Spark on Amazon EMR
I recently had the pleasure to explore Apache Spark for a client engagement, and what I discovered was a whole lot of awesomeness. You could say that it sparked my curiosity (pun absolutely intended). I also got to play around a bit with Apache Parquet, a cool columnar data format made for big data processing. As is customary, I spun-up a repository to share my learnings. Both code examples are written in Python and use the Python API for Spark, otherwise known as PySpark.

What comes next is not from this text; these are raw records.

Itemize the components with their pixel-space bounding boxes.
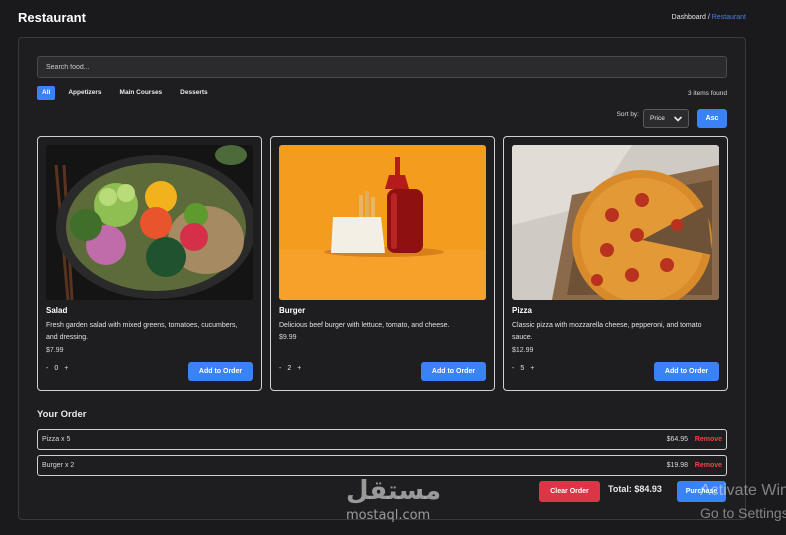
quantity-stepper: - 5 + <box>512 365 534 372</box>
watermark-url: mostaql.com <box>346 508 431 523</box>
menu-item-description: Fresh garden salad with mixed greens, to… <box>46 322 238 341</box>
menu-item-price: $12.99 <box>512 347 534 354</box>
order-item-amount: $19.98 <box>666 462 688 469</box>
order-line-item: Pizza x 5 $64.95 Remove <box>37 429 727 450</box>
page-title: Restaurant <box>18 10 86 25</box>
sort-controls: Sort by: Price Asc <box>617 109 727 128</box>
order-line-item: Burger x 2 $19.98 Remove <box>37 455 727 476</box>
menu-card-salad: Salad Fresh garden salad with mixed gree… <box>37 136 262 391</box>
burger-image <box>279 145 486 300</box>
activate-windows-subtitle: Go to Settings to activate Windows. <box>700 505 786 521</box>
decrement-button[interactable]: - <box>46 365 48 372</box>
results-count: 3 items found <box>687 90 727 97</box>
menu-item-description: Classic pizza with mozzarella cheese, pe… <box>512 322 702 341</box>
filter-main-courses[interactable]: Main Courses <box>115 86 168 100</box>
clear-order-button[interactable]: Clear Order <box>539 481 600 502</box>
menu-item-price: $7.99 <box>46 347 64 354</box>
menu-item-name: Burger <box>279 306 306 315</box>
filter-appetizers[interactable]: Appetizers <box>63 86 106 100</box>
sort-selected-value: Price <box>650 115 665 122</box>
increment-button[interactable]: + <box>64 365 68 372</box>
category-filters: All Appetizers Main Courses Desserts <box>37 86 213 100</box>
order-item-amount: $64.95 <box>666 436 688 443</box>
sort-direction-button[interactable]: Asc <box>697 109 727 128</box>
search-input[interactable] <box>37 56 727 78</box>
filter-all[interactable]: All <box>37 86 56 100</box>
restaurant-panel: All Appetizers Main Courses Desserts 3 i… <box>18 37 746 520</box>
breadcrumb-dashboard-link[interactable]: Dashboard <box>672 14 706 21</box>
increment-button[interactable]: + <box>297 365 301 372</box>
add-to-order-button[interactable]: Add to Order <box>188 362 253 381</box>
watermark-logo: مستقل <box>346 476 442 506</box>
menu-item-name: Pizza <box>512 306 533 315</box>
remove-item-button[interactable]: Remove <box>695 462 722 469</box>
chevron-down-icon <box>673 116 683 122</box>
order-section-title: Your Order <box>37 409 87 420</box>
order-total: Total: $84.93 <box>608 484 662 494</box>
quantity-value: 5 <box>520 365 525 372</box>
decrement-button[interactable]: - <box>512 365 514 372</box>
top-bar: Restaurant Dashboard / Restaurant <box>0 0 786 36</box>
sort-label: Sort by: <box>616 111 639 118</box>
pizza-image <box>512 145 719 300</box>
menu-item-description: Delicious beef burger with lettuce, toma… <box>279 322 450 329</box>
activate-windows-title: Activate Windows <box>700 482 786 499</box>
decrement-button[interactable]: - <box>279 365 281 372</box>
remove-item-button[interactable]: Remove <box>695 436 722 443</box>
breadcrumb-current: Restaurant <box>711 14 746 21</box>
menu-card-pizza: Pizza Classic pizza with mozzarella chee… <box>503 136 728 391</box>
breadcrumb: Dashboard / Restaurant <box>672 14 746 21</box>
add-to-order-button[interactable]: Add to Order <box>654 362 719 381</box>
sort-select[interactable]: Price <box>643 109 689 128</box>
quantity-stepper: - 2 + <box>279 365 301 372</box>
add-to-order-button[interactable]: Add to Order <box>421 362 486 381</box>
menu-item-name: Salad <box>46 306 68 315</box>
menu-item-price: $9.99 <box>279 334 297 341</box>
quantity-value: 0 <box>54 365 59 372</box>
filter-desserts[interactable]: Desserts <box>175 86 212 100</box>
quantity-value: 2 <box>287 365 292 372</box>
order-item-label: Burger x 2 <box>42 462 75 469</box>
quantity-stepper: - 0 + <box>46 365 68 372</box>
order-item-label: Pizza x 5 <box>42 436 71 443</box>
salad-image <box>46 145 253 300</box>
increment-button[interactable]: + <box>530 365 534 372</box>
menu-card-burger: Burger Delicious beef burger with lettuc… <box>270 136 495 391</box>
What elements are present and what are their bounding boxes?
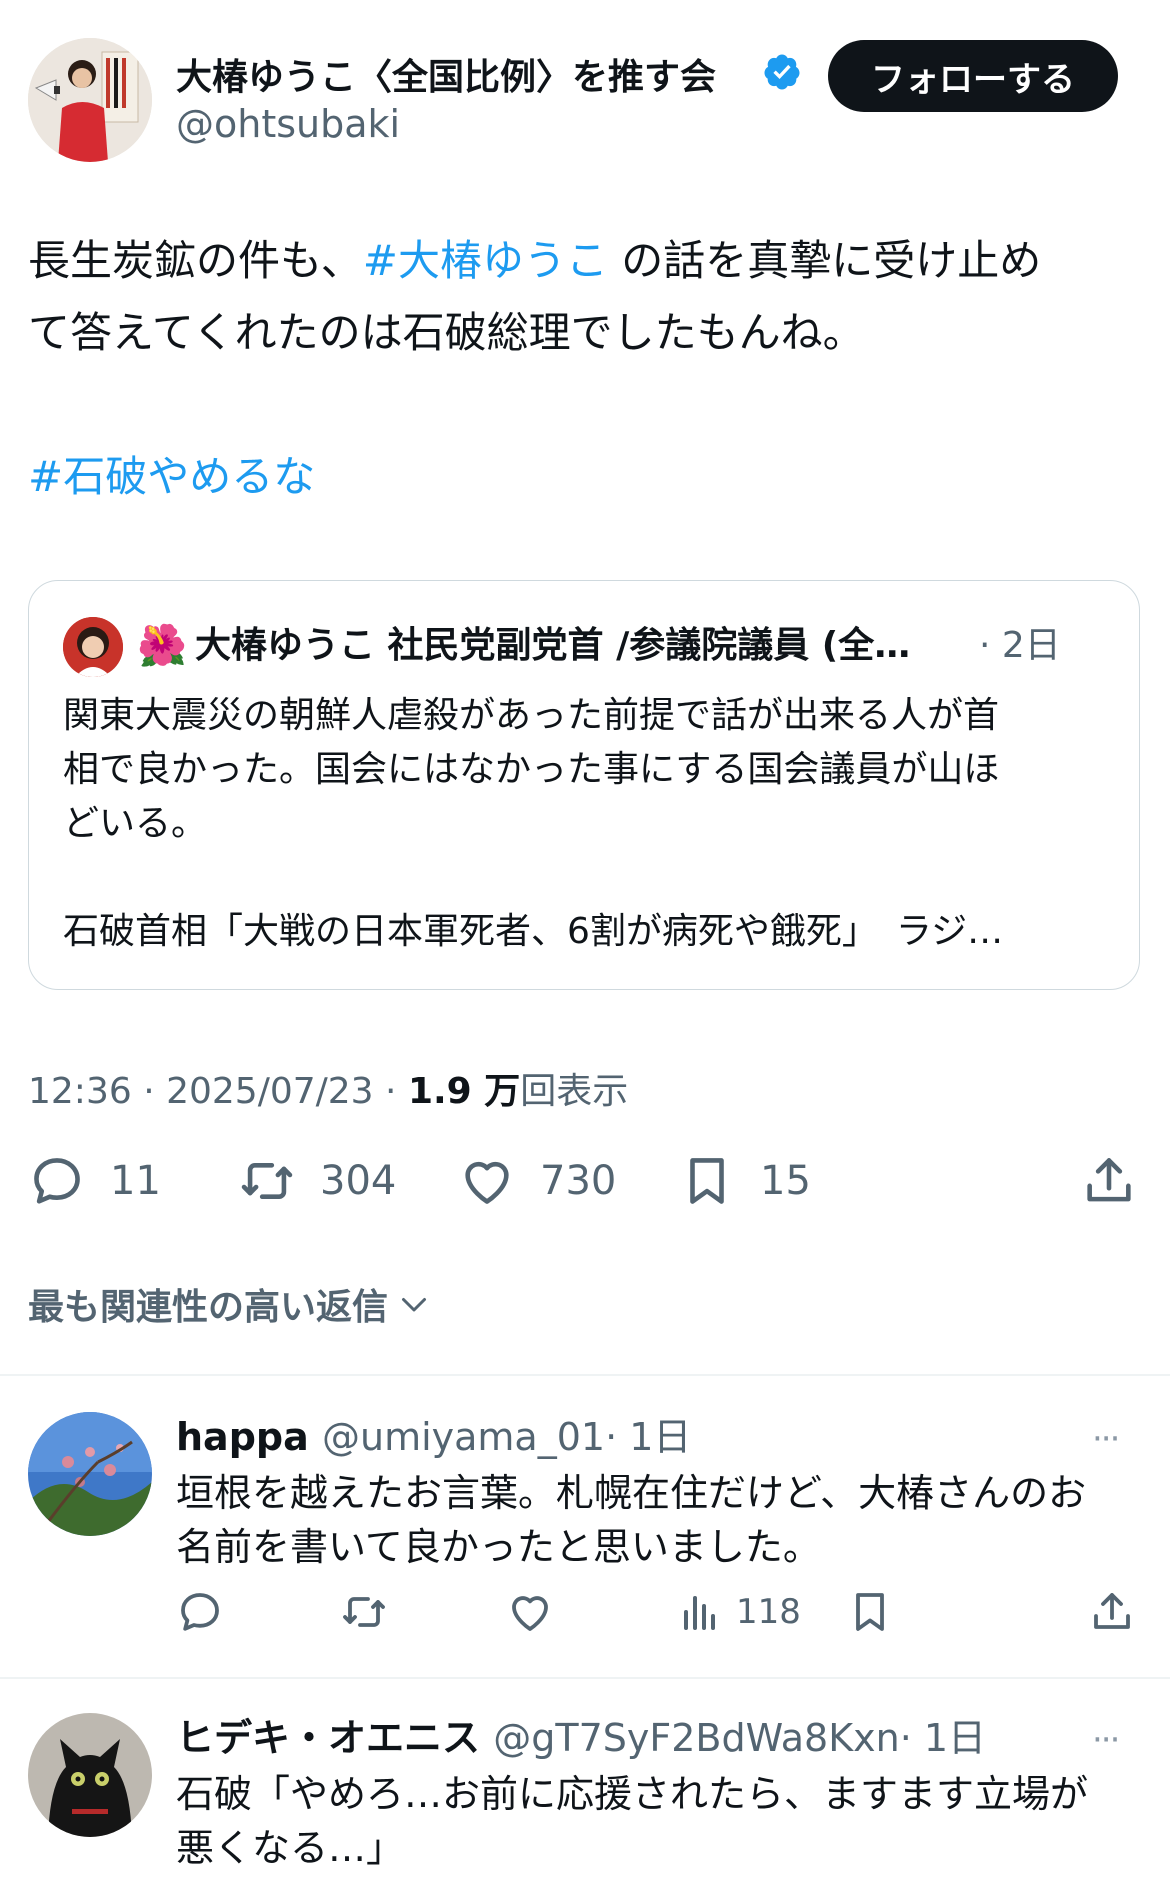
reply-sort-dropdown[interactable]: 最も関連性の高い返信 bbox=[28, 1278, 432, 1330]
reply-item[interactable]: ヒデキ・オエニス @gT7SyF2BdWa8Kxn· 1日 ··· 石破「やめろ… bbox=[0, 1713, 1170, 1887]
tweet-text-segment: 長生炭鉱の件も、 bbox=[28, 236, 363, 285]
follow-button[interactable]: フォローする bbox=[828, 40, 1118, 112]
chevron-down-icon bbox=[402, 1298, 427, 1312]
reply-like-button[interactable] bbox=[506, 1584, 554, 1640]
reply-share-button[interactable] bbox=[1088, 1584, 1136, 1640]
bookmark-icon bbox=[690, 1158, 724, 1204]
reply-author-avatar[interactable] bbox=[28, 1713, 152, 1837]
tweet-date[interactable]: 2025/07/23 bbox=[166, 1071, 374, 1112]
reply-author-display-name: happa bbox=[176, 1415, 309, 1459]
reply-line: 垣根を越えたお言葉。札幌在住だけど、大椿さんのお bbox=[176, 1471, 1087, 1515]
views-count: 1.9 万 bbox=[407, 1071, 521, 1112]
reply-reply-button[interactable] bbox=[176, 1584, 224, 1640]
reply-bookmark-button[interactable] bbox=[846, 1584, 894, 1640]
share-icon bbox=[1087, 1158, 1131, 1202]
reply-text: 石破「やめろ…お前に応援されたら、ますます立場が 悪くなる…」 bbox=[176, 1767, 1136, 1875]
reply-author-avatar[interactable] bbox=[28, 1412, 152, 1536]
tweet-line: て答えてくれたのは石破総理でしたもんね。 bbox=[28, 308, 865, 357]
reply-actions: 118 bbox=[176, 1584, 1136, 1640]
like-icon bbox=[465, 1161, 509, 1204]
reply-author-handle: @gT7SyF2BdWa8Kxn bbox=[493, 1716, 900, 1760]
quoted-tweet-card[interactable]: 🌺 大椿ゆうこ 社民党副党首 /参議院議員 (全… · 2日 関東大震災の朝鮮人… bbox=[28, 580, 1140, 990]
reply-icon bbox=[181, 1593, 219, 1631]
tweet-body: 長生炭鉱の件も、#大椿ゆうこ の話を真摯に受け止め て答えてくれたのは石破総理で… bbox=[28, 225, 1148, 513]
retweet-count: 304 bbox=[320, 1158, 397, 1204]
views-icon bbox=[684, 1596, 715, 1630]
tweet-line: 長生炭鉱の件も、#大椿ゆうこ の話を真摯に受け止め bbox=[28, 225, 1148, 297]
divider bbox=[0, 1374, 1170, 1376]
share-button[interactable] bbox=[1080, 1145, 1138, 1217]
quoted-author-avatar[interactable] bbox=[63, 617, 123, 677]
reply-line: 悪くなる…」 bbox=[176, 1826, 405, 1870]
views-label: 回表示 bbox=[520, 1071, 629, 1112]
tweet-actions: 11 304 730 15 bbox=[28, 1145, 1140, 1217]
author-avatar[interactable] bbox=[28, 38, 152, 162]
reply-sort-label: 最も関連性の高い返信 bbox=[28, 1287, 389, 1328]
tweet-header: 大椿ゆうこ〈全国比例〉を推す会 @ohtsubaki フォローする bbox=[28, 38, 1142, 162]
author-handle[interactable]: @ohtsubaki bbox=[176, 102, 400, 146]
bookmark-icon bbox=[856, 1593, 884, 1631]
reply-line: 名前を書いて良かったと思いました。 bbox=[176, 1525, 821, 1569]
reply-views-count: 118 bbox=[736, 1592, 801, 1632]
reply-author-handle: @umiyama_01 bbox=[321, 1415, 606, 1459]
hashtag-link[interactable]: #大椿ゆうこ bbox=[363, 236, 608, 285]
more-icon[interactable]: ··· bbox=[1092, 1723, 1120, 1757]
reply-time: · 1日 bbox=[605, 1415, 692, 1459]
bookmark-count: 15 bbox=[760, 1158, 811, 1204]
tweet-time[interactable]: 12:36 bbox=[28, 1071, 132, 1112]
reply-item[interactable]: happa @umiyama_01· 1日 ··· 垣根を越えたお言葉。札幌在住… bbox=[0, 1412, 1170, 1652]
bookmark-button[interactable]: 15 bbox=[678, 1145, 811, 1217]
quoted-author-name: 大椿ゆうこ 社民党副党首 /参議院議員 (全… bbox=[195, 625, 911, 666]
reply-retweet-button[interactable] bbox=[340, 1584, 388, 1640]
retweet-icon bbox=[241, 1162, 293, 1200]
reply-author-name[interactable]: ヒデキ・オエニス @gT7SyF2BdWa8Kxn· 1日 bbox=[176, 1713, 986, 1763]
quoted-tweet-text: 関東大震災の朝鮮人虐殺があった前提で話が出来る人が首 相で良かった。国会にはなか… bbox=[63, 689, 1123, 959]
reply-views-button[interactable]: 118 bbox=[676, 1584, 801, 1640]
reply-author-name[interactable]: happa @umiyama_01· 1日 bbox=[176, 1412, 691, 1462]
reply-icon bbox=[34, 1158, 80, 1204]
divider bbox=[0, 1677, 1170, 1679]
tweet-meta: 12:36 · 2025/07/23 · 1.9 万回表示 bbox=[28, 1071, 629, 1112]
quoted-tweet-time: · 2日 bbox=[979, 625, 1061, 666]
hashtag-link[interactable]: #石破やめるな bbox=[28, 452, 315, 501]
author-name[interactable]: 大椿ゆうこ〈全国比例〉を推す会 bbox=[176, 48, 716, 100]
reply-count: 11 bbox=[110, 1158, 161, 1204]
retweet-button[interactable]: 304 bbox=[238, 1145, 396, 1217]
quoted-line: 石破首相「大戦の日本軍死者、6割が病死や餓死」 ラジ… bbox=[63, 911, 1004, 952]
quoted-line: 関東大震災の朝鮮人虐殺があった前提で話が出来る人が首 bbox=[63, 695, 1000, 736]
quoted-line: 相で良かった。国会にはなかった事にする国会議員が山ほ bbox=[63, 749, 1000, 790]
like-button[interactable]: 730 bbox=[458, 1145, 616, 1217]
reply-author-display-name: ヒデキ・オエニス bbox=[176, 1716, 481, 1760]
hibiscus-emoji-icon: 🌺 bbox=[137, 623, 187, 669]
like-count: 730 bbox=[540, 1158, 617, 1204]
like-icon bbox=[512, 1596, 548, 1631]
retweet-icon bbox=[343, 1597, 385, 1627]
share-icon bbox=[1094, 1593, 1130, 1629]
reply-button[interactable]: 11 bbox=[28, 1145, 161, 1217]
reply-line: 石破「やめろ…お前に応援されたら、ますます立場が bbox=[176, 1772, 1089, 1816]
verified-badge-icon bbox=[762, 52, 802, 92]
reply-text: 垣根を越えたお言葉。札幌在住だけど、大椿さんのお 名前を書いて良かったと思いまし… bbox=[176, 1466, 1136, 1574]
tweet-text-segment: の話を真摯に受け止め bbox=[607, 236, 1042, 285]
reply-time: · 1日 bbox=[899, 1716, 987, 1760]
quoted-line bbox=[63, 851, 1123, 905]
more-icon[interactable]: ··· bbox=[1092, 1422, 1120, 1456]
quoted-line: どいる。 bbox=[63, 803, 208, 844]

There is much, much more to explore with Spark, so stay tuned for new blog posts. But you already knew that.
SPARK ON AMAZON EMR
This example script can be can be run against Amazon Elastic MapReduce (EMR) running a Spark cluster via the Apache Zeppelin sandbox environment. Running the script will output the results shown in Figure 1 inside Zeppelin.
So What’s Going on in the Script?
Figure 2 shows the script used to generate the above results. Note: Lines 1 ““ 31 have been excluded for brevity but basically include some setup information and a helper function used in the script output.
Figure 3 shows the Spark UI after running our script.
Lines(s) 32-42 Purpose: Import PySpark modules SparkContext and SQLContext. Create a SQLContext object passing in the SparkContext. When running in the Zeppelin environment this context is set from Zeppelin.
Line(s) 50-59 Purpose: Run a simple query and use a lambda to output results.
Line(s) 61-71 Purpose: Run a more complex slightly complex query and use a lambda to output results.
Running Script Against Local Spark
I have a script configured to run against a local instance of Spark. It is almost identical to the EMR script with a few notable changes. Please refer to the repository README for instructions to run the script locally.
I feel like I really got a decent grasp with the following pieces of tech with my exploration.
- Apache Spark
- Amazon EMR
- Apache Zeppelin
There is so much more to experiment with, so keep your eyes peeled for new posts. Not actually peeled – that sounds painful. In the meantime, dive into the repository and start playing around yourself — ignite the awesomeness!